J’ai en plus écrit ce livre l’année de la santé mentale, et il y avait une telle absurdité dans le décalage entre cette appellation et le fait qu’un génocide à Gaza soit en cours. Comment peut-on parler de soin, quand nos libertés, s’établissent sur la mort et la maltraitance d’autres personne ? Il y a une notion d’interdépendance, d’interconnexion dans le soin qu’il faut comprendre. Notre propre soin, passe par la libération collective.
Contre quoi résistez-vous le plus aujourd’hui et pour qui ?

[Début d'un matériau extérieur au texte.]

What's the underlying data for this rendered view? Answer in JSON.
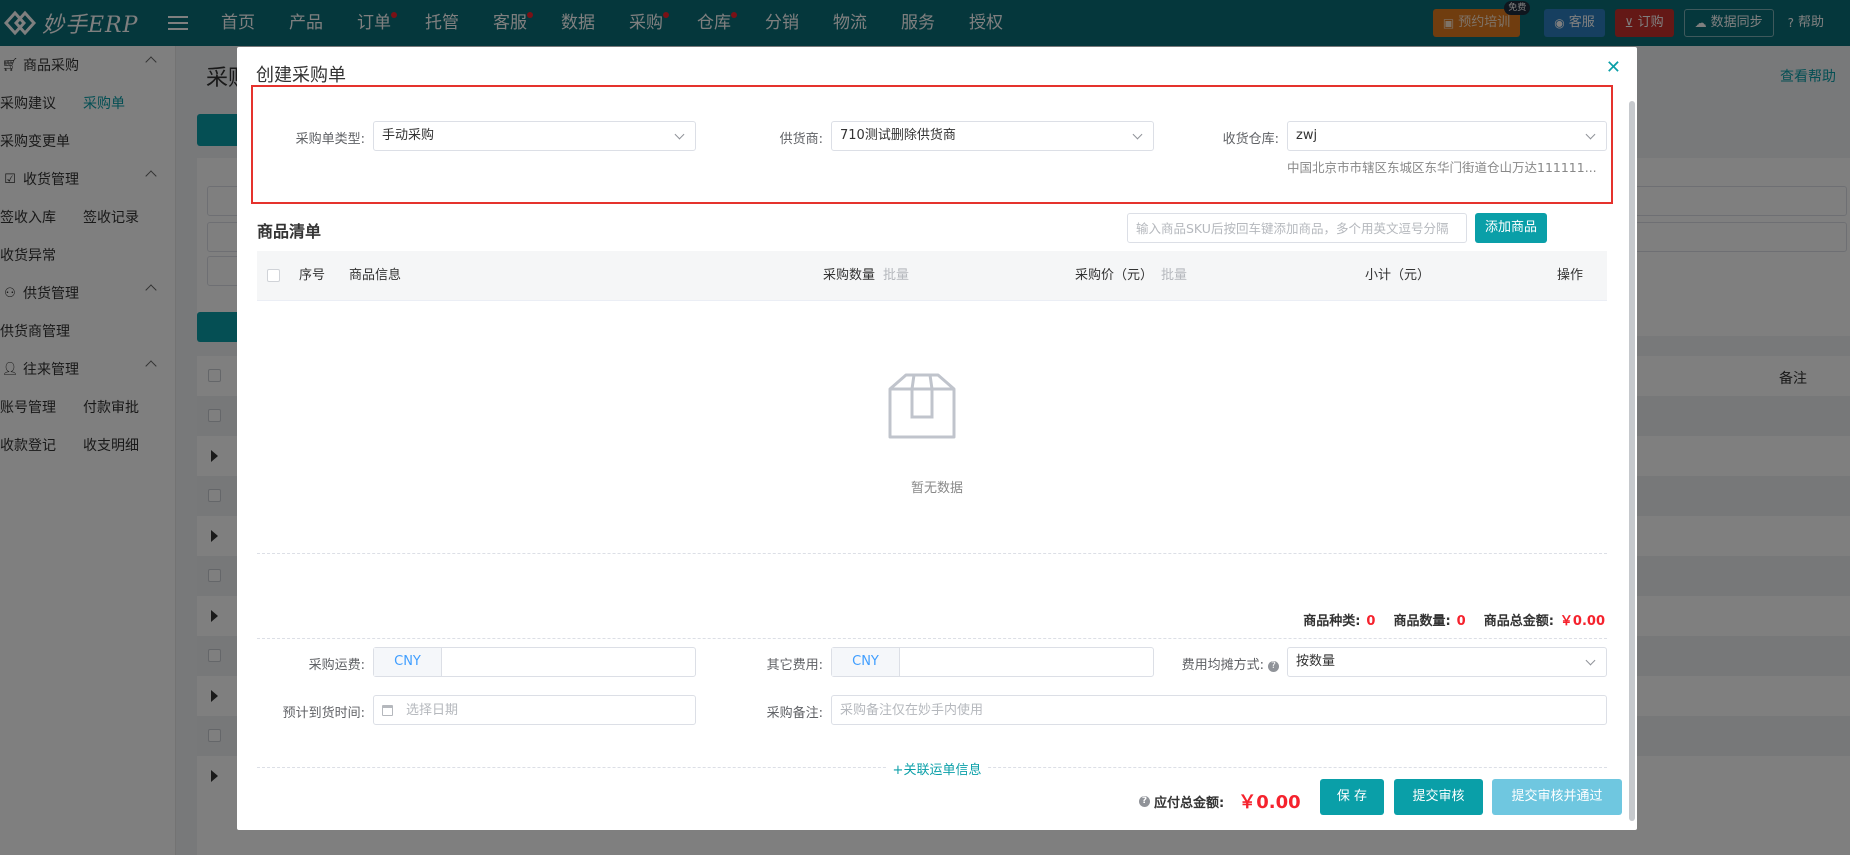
{
  "app": {
    "logo_text": "妙手ERP"
  },
  "nav": {
    "items": [
      {
        "label": "首页",
        "dot": false
      },
      {
        "label": "产品",
        "dot": false
      },
      {
        "label": "订单",
        "dot": true
      },
      {
        "label": "托管",
        "dot": false
      },
      {
        "label": "客服",
        "dot": true
      },
      {
        "label": "数据",
        "dot": false
      },
      {
        "label": "采购",
        "dot": true
      },
      {
        "label": "仓库",
        "dot": true
      },
      {
        "label": "分销",
        "dot": false
      },
      {
        "label": "物流",
        "dot": false
      },
      {
        "label": "服务",
        "dot": false
      },
      {
        "label": "授权",
        "dot": false
      }
    ],
    "right": {
      "training": "预约培训",
      "training_badge": "免费",
      "service": "客服",
      "order": "订购",
      "sync": "数据同步",
      "help": "帮助"
    }
  },
  "sidebar": {
    "groups": [
      {
        "title": "商品采购",
        "icon": "cart-icon",
        "rows": [
          [
            "采购建议",
            "采购单"
          ],
          [
            "采购变更单"
          ]
        ]
      },
      {
        "title": "收货管理",
        "icon": "checkbox-icon",
        "rows": [
          [
            "签收入库",
            "签收记录"
          ],
          [
            "收货异常"
          ]
        ]
      },
      {
        "title": "供货管理",
        "icon": "supplier-icon",
        "rows": [
          [
            "供货商管理"
          ]
        ]
      },
      {
        "title": "往来管理",
        "icon": "person-icon",
        "rows": [
          [
            "账号管理",
            "付款审批"
          ],
          [
            "收款登记",
            "收支明细"
          ]
        ]
      }
    ],
    "sb_labels": {
      "g0": "商品采购",
      "g0r0a": "采购建议",
      "g0r0b": "采购单",
      "g0r1a": "采购变更单",
      "g1": "收货管理",
      "g1r0a": "签收入库",
      "g1r0b": "签收记录",
      "g1r1a": "收货异常",
      "g2": "供货管理",
      "g2r0a": "供货商管理",
      "g3": "往来管理",
      "g3r0a": "账号管理",
      "g3r0b": "付款审批",
      "g3r1a": "收款登记",
      "g3r1b": "收支明细"
    }
  },
  "page": {
    "title": "采购",
    "help_link": "查看帮助",
    "table_note_header": "备注"
  },
  "modal": {
    "title": "创建采购单",
    "form": {
      "order_type_label": "采购单类型:",
      "order_type_value": "手动采购",
      "supplier_label": "供货商:",
      "supplier_value": "710测试删除供货商",
      "warehouse_label": "收货仓库:",
      "warehouse_value": "zwj",
      "warehouse_address": "中国北京市市辖区东城区东华门街道仓山万达111111..."
    },
    "goods": {
      "section_title": "商品清单",
      "sku_placeholder": "输入商品SKU后按回车键添加商品，多个用英文逗号分隔",
      "add_button": "添加商品",
      "columns": {
        "index": "序号",
        "info": "商品信息",
        "qty": "采购数量",
        "qty_sub": "批量",
        "price": "采购价（元）",
        "price_sub": "批量",
        "subtotal": "小计（元）",
        "action": "操作"
      },
      "empty_text": "暂无数据"
    },
    "summary": {
      "kinds_label": "商品种类:",
      "kinds_value": "0",
      "count_label": "商品数量:",
      "count_value": "0",
      "amount_label": "商品总金额:",
      "amount_value": "￥0.00"
    },
    "fees": {
      "freight_label": "采购运费:",
      "freight_currency": "CNY",
      "other_label": "其它费用:",
      "other_currency": "CNY",
      "allocation_label": "费用均摊方式:",
      "allocation_value": "按数量",
      "eta_label": "预计到货时间:",
      "eta_placeholder": "选择日期",
      "remark_label": "采购备注:",
      "remark_placeholder": "采购备注仅在妙手内使用"
    },
    "link_waybill": "+关联运单信息",
    "footer": {
      "total_label": "应付总金额:",
      "total_value": "￥0.00",
      "save": "保 存",
      "submit": "提交审核",
      "submit_approve": "提交审核并通过"
    }
  },
  "colors": {
    "topbar": "#0b6e78",
    "accent": "#0a9fa8",
    "highlight_box": "#e5322d",
    "amount": "#f5222d"
  }
}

Je résiste contre tout ce que l’on nous présente comme rationnel et normal, alors que ce n’est pas le cas. Je résiste contre la banalisation et la normalisation du pire. Je résiste contre le narratifs biaisés qui nous laissent entendre que nous intégrer à ce système malade serait la seule solution et notre seule voie vers le bien-être. Je déconstruis, absolument toutes les informations qui nous sont données pour formuler d’autre pistes. Aujourd’hui je ne crois plus en les mensonges de l’occident : je ne crois plus en nos démocraties qui ont prouvé que, tout en parlant de santé mentale, elles pouvaient tuer des enfants devant nos yeux. J’apprends à trouver d’autre vérités et d’autres croyance : chez des penseurs et penseuses, au sein de collectifs. Il y a tout à réécrire.
Appelle-t-on folie ce qui ne rentre pas dans notre spectre ?

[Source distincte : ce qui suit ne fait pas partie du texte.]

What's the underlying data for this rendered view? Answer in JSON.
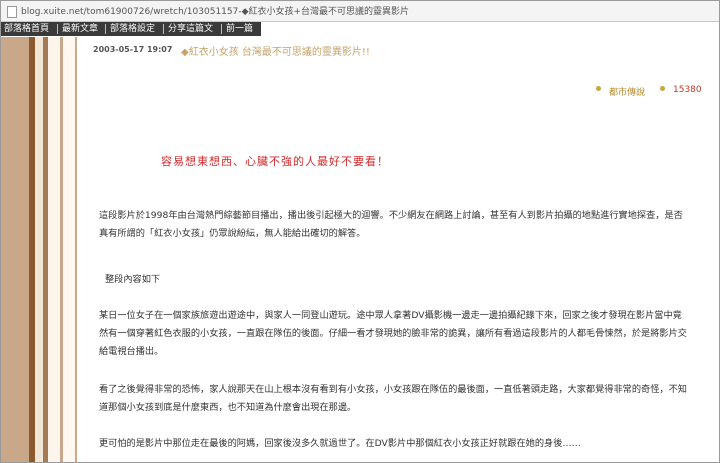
{
  "address_bar": {
    "url": "blog.xuite.net/tom61900726/wretch/103051157-◆紅衣小女孩+台灣最不可思議的靈異影片"
  },
  "nav": {
    "items": [
      {
        "label": "部落格首頁"
      },
      {
        "label": "最新文章"
      },
      {
        "label": "部落格設定"
      },
      {
        "label": "分享這篇文"
      },
      {
        "label": "前一篇"
      }
    ]
  },
  "post": {
    "date": "2003-05-17 19:07",
    "title": "◆紅衣小女孩 台灣最不可思議的靈異影片!!",
    "meta": {
      "category": "都市傳說",
      "views": "15380"
    },
    "warning": "容易想東想西、心臟不強的人最好不要看！",
    "paragraphs": [
      "這段影片於1998年由台灣熱門綜藝節目播出，播出後引起極大的迴響。不少網友在網路上討論，甚至有人到影片拍攝的地點進行實地探查，是否真有所謂的「紅衣小女孩」仍眾說紛紜，無人能給出確切的解答。",
      "整段內容如下",
      "某日一位女子在一個家族旅遊出遊途中，與家人一同登山遊玩。途中眾人拿著DV攝影機一邊走一邊拍攝紀錄下來，回家之後才發現在影片當中竟然有一個穿著紅色衣服的小女孩，一直跟在隊伍的後面。仔細一看才發現她的臉非常的詭異，讓所有看過這段影片的人都毛骨悚然，於是將影片交給電視台播出。",
      "看了之後覺得非常的恐怖，家人說那天在山上根本沒有看到有小女孩，小女孩跟在隊伍的最後面，一直低著頭走路，大家都覺得非常的奇怪，不知道那個小女孩到底是什麼東西，也不知道為什麼會出現在那邊。",
      "更可怕的是影片中那位走在最後的阿媽，回家後沒多久就過世了。在DV影片中那個紅衣小女孩正好就跟在她的身後……"
    ]
  }
}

La folie a revêtu différentes significations et imaginaires au sein de l’Histoire. Mais il est intéressant de constater qu’elle a souvent désigné des personnes qui en fait portaient un regard lucide sur la folie du monde. Historiquement, les personnes se rebellant contre un ordre social oppressif, des normes patriarcales ou les militants noirs pour les droits civiques ont été enfermés. Et jusqu’à il y a encore peu, on psychiatrisait l’homosexualité, c’est encore le cas dans de nombreux pays. Donc quand on reçoit un diagnostic, de la part de médecins qui il y a quelques années, psychiatrisaient des personnes pour leur sexualité, on est obligé de se poser la question de la validité de leur verdict. Cela ne veut pas dire que nos troubles n’existent pas, que ce ne sont pas des handicaps, mais j’aime me demander d’où ielles viennent et critiquer la seule approche psychiatrique. Pour moi jusqu’à preuve du contraire, la psychiatrie n’a pas vraiment libérée les gens, elle les a plutôt enfermés dans leur souffrance.
Doit-on revendiquer nos folies comme autant de singularités ?

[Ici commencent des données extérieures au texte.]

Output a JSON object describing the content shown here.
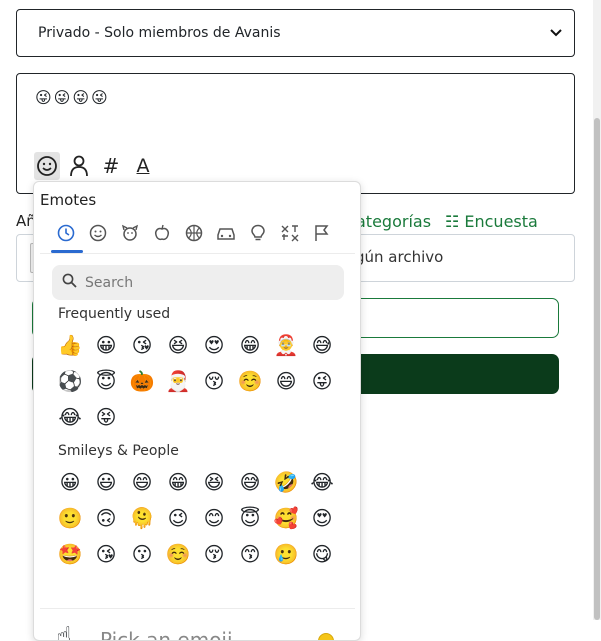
{
  "privacy_select": {
    "value": "Privado - Solo miembros de Avanis",
    "chevron_icon": "chevron-down-icon"
  },
  "editor": {
    "content": "😜😜😜😜",
    "toolbar": [
      {
        "name": "emoji-tool",
        "icon": "☺"
      },
      {
        "name": "mention-tool",
        "icon": "👤"
      },
      {
        "name": "hashtag-tool",
        "icon": "#"
      },
      {
        "name": "text-format-tool",
        "icon": "A"
      }
    ]
  },
  "background": {
    "left_label": "Añ",
    "links": [
      {
        "name": "categorias-link",
        "label": "ategorías",
        "icon": "tag-icon"
      },
      {
        "name": "encuesta-link",
        "label": "Encuesta",
        "icon": "☷"
      }
    ],
    "file_text": "gún archivo"
  },
  "picker": {
    "title": "Emotes",
    "categories": [
      {
        "name": "recent",
        "icon": "🕘"
      },
      {
        "name": "smileys",
        "icon": "☺"
      },
      {
        "name": "animals",
        "icon": "🐶"
      },
      {
        "name": "food",
        "icon": "🍎"
      },
      {
        "name": "activities",
        "icon": "🏀"
      },
      {
        "name": "travel",
        "icon": "🚗"
      },
      {
        "name": "objects",
        "icon": "💡"
      },
      {
        "name": "symbols",
        "icon": "🔣"
      },
      {
        "name": "flags",
        "icon": "🏳"
      }
    ],
    "search_placeholder": "Search",
    "sections": [
      {
        "label": "Frequently used",
        "emojis": [
          "👍",
          "😀",
          "😘",
          "😆",
          "😍",
          "😁",
          "🤶",
          "😅",
          "⚽",
          "😇",
          "🎃",
          "🎅",
          "😚",
          "☺️",
          "😄",
          "😜",
          "😂",
          "😝"
        ]
      },
      {
        "label": "Smileys & People",
        "emojis": [
          "😀",
          "😃",
          "😄",
          "😁",
          "😆",
          "😅",
          "🤣",
          "😂",
          "🙂",
          "🙃",
          "🫠",
          "😉",
          "😊",
          "😇",
          "🥰",
          "😍",
          "🤩",
          "😘",
          "😗",
          "☺️",
          "😚",
          "😙",
          "🥲",
          "😋"
        ]
      }
    ],
    "preview": {
      "icon": "☝",
      "placeholder": "Pick an emoji…"
    }
  }
}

Il y a plusieurs choses à distinguer dans mon livre : la psychophobie c’est-à-dire la discrimination envers les personnes atteintes de troubles, qui est liée également à la vision historique que l’on pose sur la folie : le fait que les personnes atteintes de troubles psychiques sont dangereuses pour elles-mêmes notamment. Et ce que l’on tente de psychiatrise et pathologiser dans nos sociétés c’est-à-dire « la folie » militante qui va à l’encontre de l’ordre social. Je pense qu’il faut changer nos regards sur les troubles psychiques, les voir comme d’autres langages, et comprendre aussi leur dimension systémique. Mais aussi que d’un point de vue philosophique, il ne faut plus craindre de sortir d’une norme et d’une rationalité qui n’est plus la bonne.